Here’s what happens. Let say a stock, which is currently priced at Rs 200 per share, announces a 2-for-1 stock split. If you own 100 shares before the split worth Rs 20,000, you will own 200 shares worth Rs 20,000 after the split.
The market automatically marks down the price of the stock by the divisor of the split. The Rs 200 per share price becomes Rs 100 per share.
There are other splits such as 5-for-1 and 10-for-1, however 2-for-1 seems the most common.
It terms of what your holdings are worth, nothing changes. In terms of what the company is worth, nothing changes. So, why do it?
Perception – Some companies worry when the per share price gets too high that it will scare off some investors, especially small investors. Splitting the stock brings the per share price down to a reasonable level.

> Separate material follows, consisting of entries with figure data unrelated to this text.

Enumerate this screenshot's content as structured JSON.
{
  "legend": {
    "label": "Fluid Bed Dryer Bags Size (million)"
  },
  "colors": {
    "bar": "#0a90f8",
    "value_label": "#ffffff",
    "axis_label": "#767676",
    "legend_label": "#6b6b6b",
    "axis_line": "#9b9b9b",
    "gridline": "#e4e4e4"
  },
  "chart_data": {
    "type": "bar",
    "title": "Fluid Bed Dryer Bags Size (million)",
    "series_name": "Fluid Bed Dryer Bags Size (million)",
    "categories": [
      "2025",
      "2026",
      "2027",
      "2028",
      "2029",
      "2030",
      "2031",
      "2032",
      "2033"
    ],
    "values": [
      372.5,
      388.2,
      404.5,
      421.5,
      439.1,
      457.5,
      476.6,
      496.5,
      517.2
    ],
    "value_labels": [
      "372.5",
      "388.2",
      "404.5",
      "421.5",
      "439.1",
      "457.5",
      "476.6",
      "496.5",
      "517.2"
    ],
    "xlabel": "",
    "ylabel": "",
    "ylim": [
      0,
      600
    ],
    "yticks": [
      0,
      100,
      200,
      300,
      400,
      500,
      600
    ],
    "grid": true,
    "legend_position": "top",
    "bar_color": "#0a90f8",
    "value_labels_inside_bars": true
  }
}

Liquidity – If a stock’s price rises into the thousands of Rs per share, it may reduce the trading volume. Increasing the number of outstanding shares at a lower per share price aids liquidity.
Is it Good for Investors?
Some investors say a stock split is a sign that a stock is doing well and they consider it a buy signal. You should always look at the whole picture before making an investment decision. If you want to use stock splits as a marker for stocks to consider for further evaluation, that is a reasonable idea, but don’t stop there with your research.
Ultimately, you should buy a stock based on whether it meets the fundamental standards you require and not on whether it will or will not split.